Мягкое тепло курортного местечка сменилось духотой раскаленного на солнце города с его узкими, пыльными каменными улицами, и потому Тепляков превращается в несносного Допекаева (Гоголь играет здесь связью между значениями глаголов печь «жечь, нещадно палить» и допекать «надоедать»). Иными – более частыми, но зато менее приятными – стали и прогулки. Ходаковский «не так нараспашку, как в Гастейне» и завел дружбу с Пыляковым-Пылинским, который «лезет в самый рот». Хуже стал сон: «Полежаев, Храповицкий, Сопиков хотя и принимают, но не с таким радушием», как в Гастейне, на свежем воздухе…
Теперь понятно, что все фамилии, названные Гоголем в письме к Языкову, – вовсе не шутливые прозвища его знакомых, вроде «говорящих» квазифамильных имен типа Ахалкин (как называли чувствительных сентиментальных вздыхателей) или Любкин и Сердечкин, которые в XIX в. были общеупотребительным средством шутливой характеристики любого влюбчивого человека. Ср.: «Вставши ото сна, он непременно влюблялся в дочь своей хозяйки или в самую хозяйку <…> Окунев также был господин Любкин: он влюблялся в каждом городе, но не в хозяйку свою, а в ту, коей окна были напротив…» (Н. Н. Муравьев-Карский. Воспоминания, 1814); «Пушкин клеймил своим стихом лицейских сердечкиных, хотя и сам иногда попадал в эту категорию…» (И. И. Пущин. Записки о Пушкине, 1858). Ср. также: «…“Любезных прелестей любезный обожатель” – так определил Карамзина Державин и одновременно: труженик, профессиональный журналист, потом историк; человек, которого окружала слава “ахал™” и “сердечкина” и который был одним из наиболее трудолюбивых, непрерывно работающих писателей…» (Ю. М. Лотман. Сотворение Карамзина). Ср. еще: «Когда у меня болит хоть кончик пальца, я бедствую так, как будто бы весь организм мой разрушается. Эта плачевная чувствительность натуры, достойная какого-нибудь Эраста Слезкина во фраке мердуа и розовом платочке, отчасти испортила мне последние два дня…» (А. В. Дружинин. Дневник, 12 сентября 1853), где Эраст Слезкин – созданная автором антропонимическая маска условного персонажа, подобного героям сентиментальной литературы XVIII в.

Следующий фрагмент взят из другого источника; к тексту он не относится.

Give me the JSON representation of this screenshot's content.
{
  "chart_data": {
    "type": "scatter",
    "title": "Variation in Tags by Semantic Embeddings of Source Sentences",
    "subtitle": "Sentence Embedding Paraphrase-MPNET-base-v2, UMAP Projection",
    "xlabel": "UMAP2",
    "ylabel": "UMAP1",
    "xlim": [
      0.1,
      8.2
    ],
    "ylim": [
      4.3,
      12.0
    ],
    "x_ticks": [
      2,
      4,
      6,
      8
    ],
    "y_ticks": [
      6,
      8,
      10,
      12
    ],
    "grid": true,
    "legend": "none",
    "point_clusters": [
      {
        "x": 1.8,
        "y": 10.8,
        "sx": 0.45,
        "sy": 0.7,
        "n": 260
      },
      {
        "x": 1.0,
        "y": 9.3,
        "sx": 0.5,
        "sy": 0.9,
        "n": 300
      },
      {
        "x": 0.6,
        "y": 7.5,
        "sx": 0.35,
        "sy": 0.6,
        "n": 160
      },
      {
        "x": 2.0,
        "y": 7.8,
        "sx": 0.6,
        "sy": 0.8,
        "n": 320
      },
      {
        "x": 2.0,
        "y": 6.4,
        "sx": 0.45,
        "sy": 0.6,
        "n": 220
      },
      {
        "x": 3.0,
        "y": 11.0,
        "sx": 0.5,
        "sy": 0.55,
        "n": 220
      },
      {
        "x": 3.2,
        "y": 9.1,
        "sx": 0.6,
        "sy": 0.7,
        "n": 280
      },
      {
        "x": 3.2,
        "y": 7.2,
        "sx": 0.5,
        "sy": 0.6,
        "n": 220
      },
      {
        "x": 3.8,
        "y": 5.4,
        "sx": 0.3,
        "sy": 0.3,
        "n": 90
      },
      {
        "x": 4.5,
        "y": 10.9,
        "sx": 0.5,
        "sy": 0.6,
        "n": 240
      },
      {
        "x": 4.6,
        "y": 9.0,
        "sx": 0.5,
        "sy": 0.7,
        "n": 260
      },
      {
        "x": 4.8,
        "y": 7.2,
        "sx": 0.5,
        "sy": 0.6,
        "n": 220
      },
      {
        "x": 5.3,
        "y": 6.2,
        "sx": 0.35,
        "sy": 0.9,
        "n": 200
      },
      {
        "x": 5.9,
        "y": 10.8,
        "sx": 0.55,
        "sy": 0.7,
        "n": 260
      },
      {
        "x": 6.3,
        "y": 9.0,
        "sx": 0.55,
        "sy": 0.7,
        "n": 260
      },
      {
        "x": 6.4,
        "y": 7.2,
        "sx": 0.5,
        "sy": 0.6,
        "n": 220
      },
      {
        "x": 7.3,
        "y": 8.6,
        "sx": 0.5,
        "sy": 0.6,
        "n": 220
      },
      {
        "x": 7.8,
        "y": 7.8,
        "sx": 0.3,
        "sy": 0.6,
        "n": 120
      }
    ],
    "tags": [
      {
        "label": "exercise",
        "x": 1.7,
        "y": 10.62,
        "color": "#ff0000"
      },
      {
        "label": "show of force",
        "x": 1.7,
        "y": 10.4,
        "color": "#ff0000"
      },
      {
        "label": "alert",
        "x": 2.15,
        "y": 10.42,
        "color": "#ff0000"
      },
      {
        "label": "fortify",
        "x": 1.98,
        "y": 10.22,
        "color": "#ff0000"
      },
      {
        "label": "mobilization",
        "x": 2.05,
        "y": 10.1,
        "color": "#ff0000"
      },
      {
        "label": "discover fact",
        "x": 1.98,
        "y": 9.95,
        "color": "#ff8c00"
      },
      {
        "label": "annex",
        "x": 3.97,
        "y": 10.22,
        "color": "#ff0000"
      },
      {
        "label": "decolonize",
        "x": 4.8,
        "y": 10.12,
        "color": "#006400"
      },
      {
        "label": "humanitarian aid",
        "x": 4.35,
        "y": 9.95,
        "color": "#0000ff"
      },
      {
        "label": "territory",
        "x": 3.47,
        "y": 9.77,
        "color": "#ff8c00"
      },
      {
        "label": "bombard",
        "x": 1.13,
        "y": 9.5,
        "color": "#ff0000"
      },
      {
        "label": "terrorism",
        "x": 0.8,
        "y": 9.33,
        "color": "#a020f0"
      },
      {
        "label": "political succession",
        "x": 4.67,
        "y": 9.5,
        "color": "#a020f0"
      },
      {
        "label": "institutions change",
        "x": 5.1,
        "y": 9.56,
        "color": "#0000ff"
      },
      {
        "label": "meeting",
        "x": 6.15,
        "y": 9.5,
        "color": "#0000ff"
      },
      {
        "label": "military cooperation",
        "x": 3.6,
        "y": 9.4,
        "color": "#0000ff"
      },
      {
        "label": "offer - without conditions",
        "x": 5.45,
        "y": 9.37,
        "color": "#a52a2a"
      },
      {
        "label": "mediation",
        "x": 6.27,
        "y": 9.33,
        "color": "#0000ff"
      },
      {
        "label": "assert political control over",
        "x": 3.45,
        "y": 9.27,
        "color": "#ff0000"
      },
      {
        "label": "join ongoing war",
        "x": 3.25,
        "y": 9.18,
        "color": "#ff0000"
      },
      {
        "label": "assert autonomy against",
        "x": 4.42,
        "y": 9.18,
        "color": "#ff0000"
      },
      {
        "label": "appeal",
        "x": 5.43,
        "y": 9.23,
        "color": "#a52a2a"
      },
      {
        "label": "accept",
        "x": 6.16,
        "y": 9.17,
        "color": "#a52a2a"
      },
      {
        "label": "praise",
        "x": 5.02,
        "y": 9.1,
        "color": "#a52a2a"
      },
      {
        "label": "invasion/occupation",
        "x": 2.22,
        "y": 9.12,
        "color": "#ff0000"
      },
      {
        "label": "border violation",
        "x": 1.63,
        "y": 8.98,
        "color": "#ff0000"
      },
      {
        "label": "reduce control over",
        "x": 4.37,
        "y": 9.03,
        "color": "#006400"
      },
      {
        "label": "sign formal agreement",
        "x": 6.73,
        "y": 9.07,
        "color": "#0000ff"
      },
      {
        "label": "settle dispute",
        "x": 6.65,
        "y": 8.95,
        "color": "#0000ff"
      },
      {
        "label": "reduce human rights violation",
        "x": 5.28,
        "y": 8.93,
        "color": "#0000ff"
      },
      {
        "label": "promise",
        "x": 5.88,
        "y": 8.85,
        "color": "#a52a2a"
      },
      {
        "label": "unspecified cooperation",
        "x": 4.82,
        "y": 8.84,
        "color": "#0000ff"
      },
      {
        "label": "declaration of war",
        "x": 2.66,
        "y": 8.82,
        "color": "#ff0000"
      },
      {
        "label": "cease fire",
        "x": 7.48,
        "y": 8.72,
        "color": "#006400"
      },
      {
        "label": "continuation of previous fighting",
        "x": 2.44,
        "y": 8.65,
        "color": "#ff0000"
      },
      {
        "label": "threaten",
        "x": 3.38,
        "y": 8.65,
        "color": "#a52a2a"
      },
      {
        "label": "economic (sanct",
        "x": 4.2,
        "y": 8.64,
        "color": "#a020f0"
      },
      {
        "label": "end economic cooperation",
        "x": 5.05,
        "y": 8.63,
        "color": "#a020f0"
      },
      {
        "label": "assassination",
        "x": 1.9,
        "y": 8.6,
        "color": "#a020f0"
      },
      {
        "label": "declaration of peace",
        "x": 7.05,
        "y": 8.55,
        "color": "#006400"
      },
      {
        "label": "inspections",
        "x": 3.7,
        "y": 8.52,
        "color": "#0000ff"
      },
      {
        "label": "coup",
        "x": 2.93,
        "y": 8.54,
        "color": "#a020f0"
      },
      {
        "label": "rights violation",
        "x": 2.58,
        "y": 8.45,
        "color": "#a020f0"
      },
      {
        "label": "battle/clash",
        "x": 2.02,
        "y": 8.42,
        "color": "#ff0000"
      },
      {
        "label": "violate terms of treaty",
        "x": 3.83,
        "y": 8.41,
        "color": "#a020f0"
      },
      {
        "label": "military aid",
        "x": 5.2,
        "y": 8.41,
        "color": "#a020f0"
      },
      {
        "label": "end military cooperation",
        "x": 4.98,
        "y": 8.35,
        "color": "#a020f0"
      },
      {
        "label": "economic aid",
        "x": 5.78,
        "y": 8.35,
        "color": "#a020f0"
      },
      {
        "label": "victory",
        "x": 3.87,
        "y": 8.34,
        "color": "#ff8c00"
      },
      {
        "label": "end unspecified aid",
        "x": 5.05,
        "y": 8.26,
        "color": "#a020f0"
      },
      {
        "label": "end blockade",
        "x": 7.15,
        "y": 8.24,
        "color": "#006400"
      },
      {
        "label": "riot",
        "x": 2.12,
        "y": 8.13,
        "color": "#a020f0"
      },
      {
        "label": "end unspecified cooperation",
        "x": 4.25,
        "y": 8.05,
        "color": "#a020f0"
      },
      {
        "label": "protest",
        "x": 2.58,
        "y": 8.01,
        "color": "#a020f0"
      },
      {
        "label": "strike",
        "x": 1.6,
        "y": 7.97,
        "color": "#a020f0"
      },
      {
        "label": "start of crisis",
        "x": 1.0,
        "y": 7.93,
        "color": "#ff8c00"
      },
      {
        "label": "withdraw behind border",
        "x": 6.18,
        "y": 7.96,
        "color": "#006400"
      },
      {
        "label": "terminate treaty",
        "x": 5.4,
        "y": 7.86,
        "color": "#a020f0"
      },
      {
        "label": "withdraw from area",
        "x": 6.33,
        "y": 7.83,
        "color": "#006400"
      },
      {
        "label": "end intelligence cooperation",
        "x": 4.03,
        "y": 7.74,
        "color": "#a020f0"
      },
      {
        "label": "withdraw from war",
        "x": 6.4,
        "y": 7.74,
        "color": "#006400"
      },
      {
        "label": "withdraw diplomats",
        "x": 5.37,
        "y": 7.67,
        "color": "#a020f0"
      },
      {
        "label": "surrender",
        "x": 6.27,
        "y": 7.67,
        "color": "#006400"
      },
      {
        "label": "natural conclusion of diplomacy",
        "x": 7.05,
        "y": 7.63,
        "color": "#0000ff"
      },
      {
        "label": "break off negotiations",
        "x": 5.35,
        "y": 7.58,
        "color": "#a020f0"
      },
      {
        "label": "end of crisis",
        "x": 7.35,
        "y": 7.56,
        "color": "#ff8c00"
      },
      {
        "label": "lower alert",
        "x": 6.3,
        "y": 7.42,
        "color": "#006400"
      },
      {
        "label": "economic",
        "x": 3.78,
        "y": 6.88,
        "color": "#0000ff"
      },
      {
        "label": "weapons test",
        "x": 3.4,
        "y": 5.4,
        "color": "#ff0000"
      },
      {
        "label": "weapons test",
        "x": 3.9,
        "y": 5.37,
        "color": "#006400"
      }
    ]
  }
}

Так и мы сегодня можем назвать того, кто говорит с апломбом, – Апломбовым, болтуна – Балалайкиным и даже Емелей Балалайкиным, а того, кто щедр на посулы, – Обещалкиным. Ср.: «Кажется, что это не Горький, а какой-то нудный Апломобов нарочно канителит и бубнит, чтобы надоесть окружающим…» (К. И. Чуковский. Две души Максима Горького, 1924); «Плюнул на докторскую профессию, перешел к другой <стал адвокатом>… – Продажная душа! Бесстыжий язык! Балалайкин!..» (Л. Андреев. Я, 1913); «Жена обзывала его при детях пустобрехом и обещалкиным.…» (Е. Воробьев. Охота к перемене мест); «Курочников, у которого Лосев принимал дела, выпивоха и “обещалкин”, тоже ведь оставил после себя память…» (Д. Гранин. Картина); «…еще более опасна необязательность, под которой стоит официальная подпись дирекции или администрации. Ведь в этом случае люди видят не одного конкретного Обещалкина, а целый коллектив» (Правда, 10 февраля 1985 г.). Ср. также: «…особенности таланта Федора Михайловича <Достоевского> едва ли позволят ему сойтиться с литературными закройщиками, вроде Брамбеуса, и виляевыми, вроде Греча, Булгарина и им подобных…» (С. Д. Яновский – О. Ф. Миллеру, 8 ноября 1882 г.); «От чего только и от кого не п<етерпевал бедный камбузяра, или камбузевич, как прозывали его помощника кока> в моряцкой среде, самая неквалифицированная личность на пароходе…» (А. Старков. Как я был камбузником); «– Ну, чего уставился? – Держи, говорю, лаптевич! – глаза его резанули меня. Я смолчал, опустил ведро и, наматывая веревку на руку, набрал воды… – Чего там у вас было? А? – спросил он. – Собрание, что ли? Чего так смотришь? Не узнал, босяковский?…» (Э. Ставский. Камыши, 1, 2); «…“Нельзя”. “Не положено”. “Запрещено”. Сколько любимых слов у бюрократа! Копнуть поглубже, окажется, что за иным “нельзя” нет ничего разумного, кроме желания застраховаться от любых неожиданностей… И ревностным Нельзяиным может заделаться самый рядовой служащий…» (А. Ильин. Хозяин ли Нельзяин?)